Paul Goble
Staunton, Feb.16 – A senior official in Blagoveshechensk, a Russian city on the border with China and within sight of the much larger and more developed city on the other side of that line, says that the residents of Heihi are doing better than those in his own city because China is richer and has been committed to development far longer.
But Boris Beloborodov, the business ombudsman for the Amur Oblast, continues, Russians in Blagoveshchensk and other regions east of the Urals need not be afraid of a mythical “yellow peril” and instead recognize that people on the Russian side of the border are catching up (novayagazeta.ru/articles/2026/02/16/kitaitsy-nachali-gorazdo-ranshe-i-ushli-vpered).
He says that both Moscow and Russian regions have worked to tighten rules on foreign businesses, including Chinese, and that as a result, while trade between Russia and China has continued to expand, the operations of Chinese firms producing goods in the Russian Federation has declined over the last decade.
What has happened, Beloborodov says, has been an effort to make the Russian production sphere more Russian with the chances for foreigners to penetrate it far more difficult.
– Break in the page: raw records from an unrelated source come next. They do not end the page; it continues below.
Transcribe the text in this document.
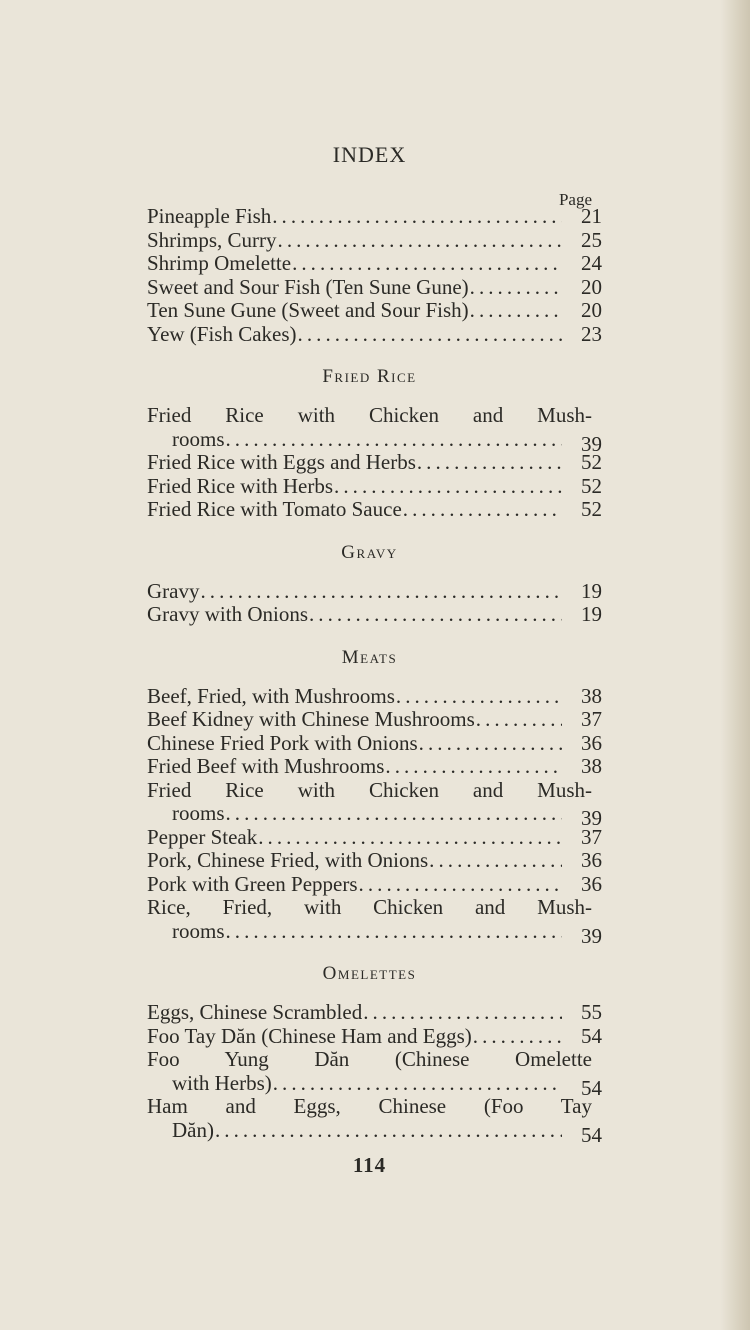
INDEX
Page
Pineapple Fish . . .	21
Shrimps, Curry . . .	25
Shrimp Omelette . . .	24
Sweet and Sour Fish (Ten Sune Gune) . . .	20
Ten Sune Gune (Sweet and Sour Fish) . . .	20
Yew (Fish Cakes) . . .	23
Fried Rice
Fried Rice with Chicken and Mush-
rooms . . .	39
Fried Rice with Eggs and Herbs . . .	52
Fried Rice with Herbs . . .	52
Fried Rice with Tomato Sauce . . .	52
Gravy
Gravy . . .	19
Gravy with Onions . . .	19
Meats
Beef, Fried, with Mushrooms . . .	38
Beef Kidney with Chinese Mushrooms . . .	37
Chinese Fried Pork with Onions . . .	36
Fried Beef with Mushrooms . . .	38
Fried Rice with Chicken and Mush-
rooms . . .	39
Pepper Steak . . .	37
Pork, Chinese Fried, with Onions . . .	36
Pork with Green Peppers . . .	36
Rice, Fried, with Chicken and Mush-
rooms . . .	39
Omelettes
Eggs, Chinese Scrambled . . .	55
Foo Tay Dăn (Chinese Ham and Eggs) . . .	54
Foo Yung Dăn (Chinese Omelette
with Herbs) . . .	54
Ham and Eggs, Chinese (Foo Tay
Dăn) . . .	54
114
Given that, “no one should be speaking about any special preferences for Chinese business.” That may have been a problem earlier, but it isn’t now.
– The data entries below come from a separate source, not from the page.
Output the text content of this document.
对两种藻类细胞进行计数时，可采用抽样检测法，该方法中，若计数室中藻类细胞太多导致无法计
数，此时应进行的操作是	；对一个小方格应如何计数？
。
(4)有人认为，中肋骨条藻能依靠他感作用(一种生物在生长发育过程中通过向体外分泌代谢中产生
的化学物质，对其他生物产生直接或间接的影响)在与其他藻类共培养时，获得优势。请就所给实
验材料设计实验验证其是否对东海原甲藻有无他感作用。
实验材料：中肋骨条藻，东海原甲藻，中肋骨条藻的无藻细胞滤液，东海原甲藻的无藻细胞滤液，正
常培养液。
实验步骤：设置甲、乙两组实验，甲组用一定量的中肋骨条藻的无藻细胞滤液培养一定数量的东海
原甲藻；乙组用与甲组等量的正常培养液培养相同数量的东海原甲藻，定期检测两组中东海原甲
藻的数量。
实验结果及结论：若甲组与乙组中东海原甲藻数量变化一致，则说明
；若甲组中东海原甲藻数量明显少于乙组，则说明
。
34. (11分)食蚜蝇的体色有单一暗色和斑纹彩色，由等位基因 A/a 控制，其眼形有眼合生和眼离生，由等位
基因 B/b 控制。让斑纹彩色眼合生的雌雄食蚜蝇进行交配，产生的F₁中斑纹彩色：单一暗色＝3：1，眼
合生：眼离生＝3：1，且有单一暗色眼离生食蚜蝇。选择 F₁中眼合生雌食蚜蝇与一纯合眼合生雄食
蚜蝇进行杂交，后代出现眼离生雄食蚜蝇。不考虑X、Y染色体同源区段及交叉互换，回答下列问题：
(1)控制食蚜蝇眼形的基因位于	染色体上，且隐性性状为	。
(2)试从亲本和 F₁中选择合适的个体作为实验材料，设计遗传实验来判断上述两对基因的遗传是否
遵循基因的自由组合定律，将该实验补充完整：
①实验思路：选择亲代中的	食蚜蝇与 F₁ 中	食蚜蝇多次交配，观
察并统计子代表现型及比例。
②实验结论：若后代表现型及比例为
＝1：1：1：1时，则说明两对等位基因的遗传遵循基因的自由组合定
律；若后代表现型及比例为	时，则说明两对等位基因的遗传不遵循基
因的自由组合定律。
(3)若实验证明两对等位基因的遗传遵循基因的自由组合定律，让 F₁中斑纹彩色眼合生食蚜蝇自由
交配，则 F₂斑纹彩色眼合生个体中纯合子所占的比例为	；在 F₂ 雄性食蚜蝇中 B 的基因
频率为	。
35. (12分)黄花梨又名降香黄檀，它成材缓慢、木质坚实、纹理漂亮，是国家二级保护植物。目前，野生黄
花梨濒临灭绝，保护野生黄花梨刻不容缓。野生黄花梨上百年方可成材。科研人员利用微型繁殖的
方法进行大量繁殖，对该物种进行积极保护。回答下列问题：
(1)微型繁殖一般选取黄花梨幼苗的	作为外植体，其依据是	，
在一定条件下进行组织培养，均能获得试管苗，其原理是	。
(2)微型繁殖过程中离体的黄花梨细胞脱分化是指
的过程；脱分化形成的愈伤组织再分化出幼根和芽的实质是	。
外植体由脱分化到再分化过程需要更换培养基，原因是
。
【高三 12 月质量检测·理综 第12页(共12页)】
Russians often compare the city of Blagoveshchensk with the Chinese metropolis of Heihi on the other side of the border. The latter has more skyscrapers and more modern housing but that is because China has more money than Russian does and has for a long time built up its urban centers especially along the border.
A major reason why Chinese success inside Russia has been so noticeable, the ombudsman says, is that Chinese businesses are concentrated in the highly visible service sector where they do well because of a Chinese commitment to the idea that the customer is always right, a commitment many Russians don’t share and thus fall behind.
Beloborodov also says that Russians are more interested in going to China than the Chinese are in going to Russia and that despite the appearance of ethnic Chinese in Russia east of the Urals, “there have always been more Chinese living permanently in Moscow than in any of the regions of the Far East.”